Work Text:
时间回到最开始:你为什么想挥出第一拳?也许是习惯使然,你看,你多么喜欢教训静物,那些不会动更不会说话的可悲的物体是你天然的出气筒。但是你似乎忘了,比如那个垃圾桶,你踢它多少脚,揍它多少拳,它虽然不会动,但都原封不动地还给你。
所以你冲技能挥拳时,也忘记了这一点?
不过确实是事发突然,你从来不知道技能会成为实体,恐怕技能也不知道——不过拳头砸到实体上的真切的痛感,是确确实实从你手上的一根根纤细的神经一路传至你的大脑的。这些技能为什么能像人一样站在你的面前?为什么还能打到它们?但是你没打算停手,或者这一拳像泼出去的水,打了那就打了,再来一拳!你犹豫了0.3秒,立刻挥出了第二拳。这一拳你甚至用上了更大的力气,——如果打到人身上,可能会留下一块丑陋的淤青。可惜对面那个紫色的家伙没有坐以待毙,它格挡住了你的右拳,挥到一边。你立即又用左手朝它的腹部打去——但是你突然感到一阵向后拖拽的力量,左拳离面前的人影越来越远,因脚下不稳你差点倒下,却又感到被支撑着。原来你是被其他技能拉开了。你看见还有一部分在扶刚才被你打了一拳的那个技能,你不禁为之震怒,伸手还要攻击对面那个还捂着刚被你打到的地方的紫色人影,却感到一阵强而有力的束缚力量,像是被钉在背后由技能组成的墙上——放开我!放开我!

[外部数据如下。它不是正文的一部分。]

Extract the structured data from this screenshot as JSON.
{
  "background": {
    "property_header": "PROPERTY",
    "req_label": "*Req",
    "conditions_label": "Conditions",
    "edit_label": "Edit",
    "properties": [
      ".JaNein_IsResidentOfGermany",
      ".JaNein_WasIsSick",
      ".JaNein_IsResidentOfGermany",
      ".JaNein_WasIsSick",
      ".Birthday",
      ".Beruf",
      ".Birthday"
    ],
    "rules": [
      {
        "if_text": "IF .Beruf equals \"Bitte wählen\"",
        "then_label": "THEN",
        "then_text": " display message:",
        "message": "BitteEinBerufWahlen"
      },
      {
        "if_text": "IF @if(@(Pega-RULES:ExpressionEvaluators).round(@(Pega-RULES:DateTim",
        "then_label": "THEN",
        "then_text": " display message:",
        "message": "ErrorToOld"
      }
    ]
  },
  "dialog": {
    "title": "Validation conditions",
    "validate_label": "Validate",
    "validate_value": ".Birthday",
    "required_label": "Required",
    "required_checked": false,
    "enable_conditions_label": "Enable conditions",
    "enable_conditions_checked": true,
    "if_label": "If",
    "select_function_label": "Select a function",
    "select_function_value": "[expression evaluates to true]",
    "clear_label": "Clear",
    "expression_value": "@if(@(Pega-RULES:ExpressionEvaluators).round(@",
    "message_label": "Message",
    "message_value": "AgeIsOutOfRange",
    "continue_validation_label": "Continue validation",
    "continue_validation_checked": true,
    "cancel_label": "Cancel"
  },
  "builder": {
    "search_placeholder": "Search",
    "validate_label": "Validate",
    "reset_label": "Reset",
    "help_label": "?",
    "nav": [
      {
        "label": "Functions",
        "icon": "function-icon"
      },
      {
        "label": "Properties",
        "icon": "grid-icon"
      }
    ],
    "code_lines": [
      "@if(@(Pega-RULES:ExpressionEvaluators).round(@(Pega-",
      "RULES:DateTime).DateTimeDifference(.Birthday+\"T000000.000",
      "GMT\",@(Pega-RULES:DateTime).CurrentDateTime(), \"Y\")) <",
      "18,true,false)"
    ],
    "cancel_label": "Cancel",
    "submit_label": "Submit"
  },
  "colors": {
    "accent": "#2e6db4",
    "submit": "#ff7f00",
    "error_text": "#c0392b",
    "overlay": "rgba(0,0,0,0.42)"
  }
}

你感到愤慨,为什么你不能获得自由?你开始大喊大叫,对听到的其他声音不管不顾,对啊,你是这片思维王国的国王,为什么你要披枷戴锁,你要任人摆布,你要唯命是从?你不仅要忍受它们无时无刻在脑中的絮语,放任它们对你的选择指指点点,还要被迫承认它们对你的束缚,就像现在这样,连挥出拳头、争夺自己的自由都做不到,你像一只被激怒的野兽,四处转动你的头颅,身体颤动抽搐不止,无边无际的黑暗以你与技能们为中心向四处蜿蜒,像真空。你只能被困在这里绝望地号叫,你甚至连为什么技能变成实体也不知道——你们放开我!放开我!你叫喊得太用力,以至于带出了生理性的泪水。
你最不堪的大脑角落里有这么一个画面:你恳求技能不要再束缚你,不要再发出难以忍受的声音。而技能只是俯视着嘲讽你,这个王国失去了国王,怎么还能成为一个王国呢?原来你卑微到了如此地步,连逃亡都做不到,如果没有这些技能,你也无妨做一个普通的哈里警官,技能开始笑了,如果你离开了,我们就要给这副身体起一个“哈里”以外的新名字,你——如果还有“你”的话——可就成为一个没有身体的幽灵了,在瑞瓦肖孤独地漂浮,或者去和那些无罪者一样,在寒冷的天空高处俯视众生吧……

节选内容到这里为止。